Schnecke mit Solarantrieb
Einfach nichts tun und wie Pflanzen nur vom Sonnenlicht leben – von einem solchen Dolcefarniente können Menschen und Tiere nur träumen. Alle Tiere? Nicht ganz. Eine grün leuchtende, gut getarnte Meeresschnecke, die im Brackwasser an der nordamerikanischen Atlantikküste lebt und eher wie ein Blatt mit Kopf aussieht, hat sich den Traum vom süssen Nichtstun erfüllt. Elysia chlorotica heisst die maximal drei Zentimeter grosse ungewöhnliche Schnecke, die ihren Solarantrieb – ziemlich unverfroren – von einer Grünalge geklaut hat.
Dass Elysia eine Diebin ist, weiss man schon seit den 1970er-Jahren. Als Jungtier setzt sie sich auf gelbgrünen Algen der Gattung Vaucheria fest, raspelt die Algenzellen ab und saugt sie aus. Dabei sorgt sie in ihrem Verdauungstrakt dafür, dass bestimmte Teile der Algenzellen intakt bleiben: die Chloroplasten. Das sind kleine «Orgänchen», die Pflanzen dazu nutzen, Sonnenlicht und Kohlendioxid in Zucker und Sauerstoff umzuwandeln, mit anderen Worten: Fotosynthese zu betreiben.
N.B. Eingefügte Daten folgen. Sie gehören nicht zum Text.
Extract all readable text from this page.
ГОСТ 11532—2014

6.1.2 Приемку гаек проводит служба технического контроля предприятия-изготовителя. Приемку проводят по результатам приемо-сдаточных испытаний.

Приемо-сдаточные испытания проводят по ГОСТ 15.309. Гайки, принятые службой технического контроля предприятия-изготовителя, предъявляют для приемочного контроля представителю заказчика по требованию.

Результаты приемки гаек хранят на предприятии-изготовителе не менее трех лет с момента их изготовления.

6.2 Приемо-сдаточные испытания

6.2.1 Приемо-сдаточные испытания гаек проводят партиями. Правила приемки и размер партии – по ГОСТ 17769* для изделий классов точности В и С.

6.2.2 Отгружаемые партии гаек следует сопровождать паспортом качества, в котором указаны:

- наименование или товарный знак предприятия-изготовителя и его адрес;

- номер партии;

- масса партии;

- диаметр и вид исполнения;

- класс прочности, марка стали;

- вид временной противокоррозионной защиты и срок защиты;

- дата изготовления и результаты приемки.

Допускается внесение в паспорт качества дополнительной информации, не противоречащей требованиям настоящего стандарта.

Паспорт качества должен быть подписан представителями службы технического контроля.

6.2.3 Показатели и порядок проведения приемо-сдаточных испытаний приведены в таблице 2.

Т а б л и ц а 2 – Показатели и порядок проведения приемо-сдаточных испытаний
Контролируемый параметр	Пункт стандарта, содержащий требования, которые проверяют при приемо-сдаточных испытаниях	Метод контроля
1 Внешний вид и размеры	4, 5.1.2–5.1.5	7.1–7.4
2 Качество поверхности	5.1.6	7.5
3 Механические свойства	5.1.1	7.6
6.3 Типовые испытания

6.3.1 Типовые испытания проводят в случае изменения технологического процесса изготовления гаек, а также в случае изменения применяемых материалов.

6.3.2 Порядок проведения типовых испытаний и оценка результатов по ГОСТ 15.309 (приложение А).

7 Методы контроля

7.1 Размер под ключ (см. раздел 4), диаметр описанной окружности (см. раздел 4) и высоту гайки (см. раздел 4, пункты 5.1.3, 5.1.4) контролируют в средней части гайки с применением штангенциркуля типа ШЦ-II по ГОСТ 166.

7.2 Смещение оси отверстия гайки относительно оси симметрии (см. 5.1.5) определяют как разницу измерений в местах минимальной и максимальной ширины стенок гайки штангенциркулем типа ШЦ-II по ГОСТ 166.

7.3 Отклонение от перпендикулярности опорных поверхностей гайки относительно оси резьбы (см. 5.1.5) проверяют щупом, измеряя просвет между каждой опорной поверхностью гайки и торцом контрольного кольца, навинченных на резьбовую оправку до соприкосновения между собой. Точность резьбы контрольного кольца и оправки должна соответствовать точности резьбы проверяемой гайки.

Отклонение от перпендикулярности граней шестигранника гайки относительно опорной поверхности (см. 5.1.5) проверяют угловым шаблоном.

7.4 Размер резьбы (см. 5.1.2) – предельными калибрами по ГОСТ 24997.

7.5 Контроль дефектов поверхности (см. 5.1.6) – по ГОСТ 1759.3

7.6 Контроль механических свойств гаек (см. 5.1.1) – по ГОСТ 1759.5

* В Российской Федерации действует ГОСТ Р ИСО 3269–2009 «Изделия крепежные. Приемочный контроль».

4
Die geklauten Chloroplasten transportiert Elysia in Zellen, die den Verdauungstrakt säumen und von da in winzigen Schläuchen weiter zur Haut, wo sie eine Chloroplastenschicht bilden. Hat Elysia genügend Chloroplasten eingelagert, hört sie auf zu fressen. Sie kann sich nun für den Rest ihres Lebens von jenen Kohlenhydraten und Fetten ernähren, welche die Chloroplasten mittels Fotosynthese produzieren.
Der Organklau – in der Fachsprache heisst er Kleptoplastie – ist einzigartig in der Tierwelt, aber letztlich nur ein Teil der raffinierten Diebesstrategie von Elysia, wie Forscher der University of South Florida nun herausgefunden haben. Die «Solarschnecke» klaut nämlich nicht nur Chloroplasten, sondern sie hat im Laufe der Evolution der grüngelben Alge gleich noch ein paar Gene stibitzt und diese fix in ihr eigenes Erbgut eingebaut. Sie hat also den Gentransfer zwischen zwei Arten lange vor der modernen Gentechnologie erfunden.